As a person who deals with cheating, I fully understand why you want this information and why you want to know the possibility of cheating again. But I don't think you need to make a decision about marriage based on this information. Many wives feel pressure to restore marriage too early because they worry that if they don't, their spouse will only return to another person because it's easy. I understand why this is tempting, but the impulse of this approach is not ideal. You didn't give yourself enough time to observe, wait and deal with what is happening. Frankly, if your husband returns to another woman, this will give you a lot of information about his motivation and his commitment to your marriage - at least at that moment. Jumping back to the event [or never stopping it] will tell you a lot about his thinking process. If he can't end some well-deserved indifference, then no matter what you do or how much you walk on the eggshell, I'm not sure if he will take any different action. A man who seriously saves his marriage will end this matter, no matter what, because this is the right thing. However, not everyone has made this decision immediately. Some people heard it in the drama of this matter, but only returned to reality after the reality disappeared.

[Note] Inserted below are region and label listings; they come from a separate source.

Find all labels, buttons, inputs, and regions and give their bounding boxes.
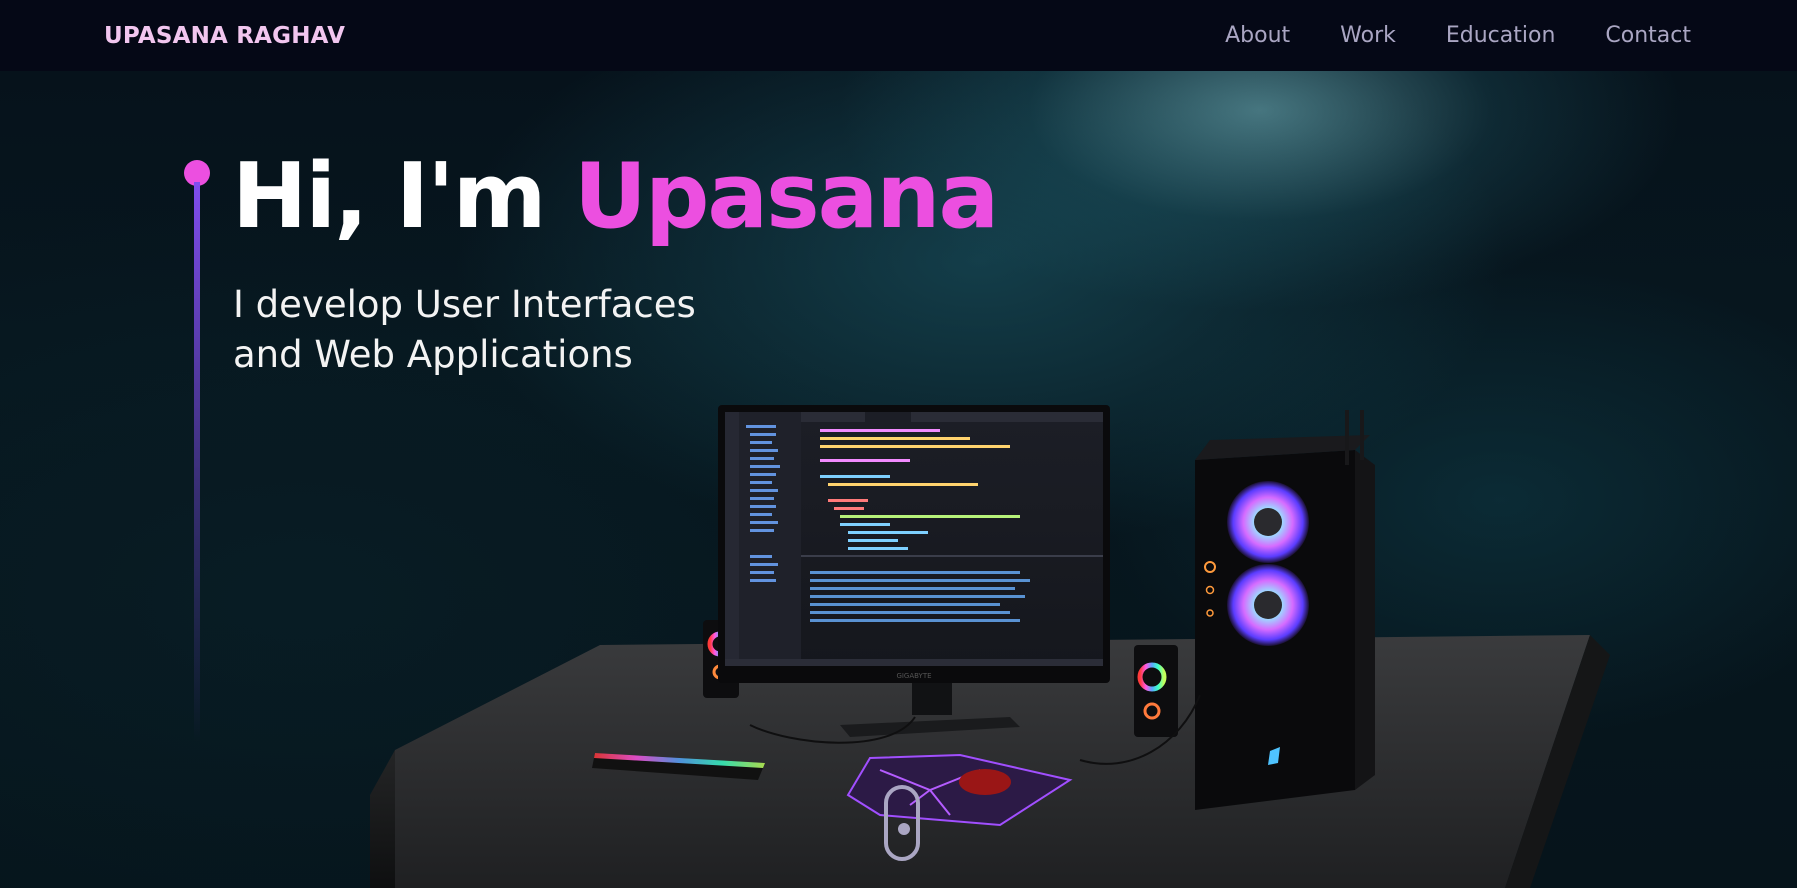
computer-desk-scene[interactable]: GIGABYTE [370, 395, 1610, 888]
mouse [959, 769, 1011, 795]
navbar: UPASANA RAGHAV About Work Education Cont… [0, 0, 1797, 71]
nav-links: About Work Education Contact [1225, 23, 1691, 48]
page: UPASANA RAGHAV About Work Education Cont… [0, 0, 1797, 888]
nav-link-contact[interactable]: Contact [1605, 23, 1691, 48]
scroll-dot-icon [898, 823, 910, 835]
monitor: GIGABYTE [718, 405, 1110, 683]
nav-link-about[interactable]: About [1225, 23, 1290, 48]
hero-name: Upasana [573, 144, 999, 249]
site-logo[interactable]: UPASANA RAGHAV [104, 23, 345, 49]
monitor-brand: GIGABYTE [896, 672, 931, 680]
hero-title: Hi, I'm Upasana [232, 144, 999, 249]
hero-greeting: Hi, I'm [232, 144, 574, 249]
hero-subtitle-line1: I develop User Interfaces [233, 283, 696, 326]
right-speaker [1134, 645, 1178, 737]
nav-link-work[interactable]: Work [1340, 23, 1396, 48]
nav-link-education[interactable]: Education [1446, 23, 1556, 48]
scroll-down-indicator[interactable] [884, 785, 920, 861]
hero-subtitle-line2: and Web Applications [233, 333, 633, 376]
hero-accent-bar [194, 182, 200, 742]
pc-tower [1195, 410, 1375, 810]
hero-subtitle: I develop User Interfaces and Web Applica… [233, 280, 696, 380]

There is no real guarantee in life or marriage. It is impossible to make your spouse never cheat. In my experience, the best thing you can do is to decide that you want to save your marriage and then tirelessly try to do it. Finally, you want a better marriage than you started, because it will give you the confidence to believe in your marriage again. But these things won't happen until you figure out what your spouse is trying to achieve through extramarital affairs, and then find a way to stop the process from happening again.

However, this is usually determined in a timely manner. You have no reason to be eager for success because you are afraid of cheating again. This does not mean that you should not pay close attention to him and get every important piece of information you can get. But if he takes this seriously, he won't start this again. Because this is common sense, doing so means that you may not give it a second chance.




Orignal From: Do you want to restart the transaction?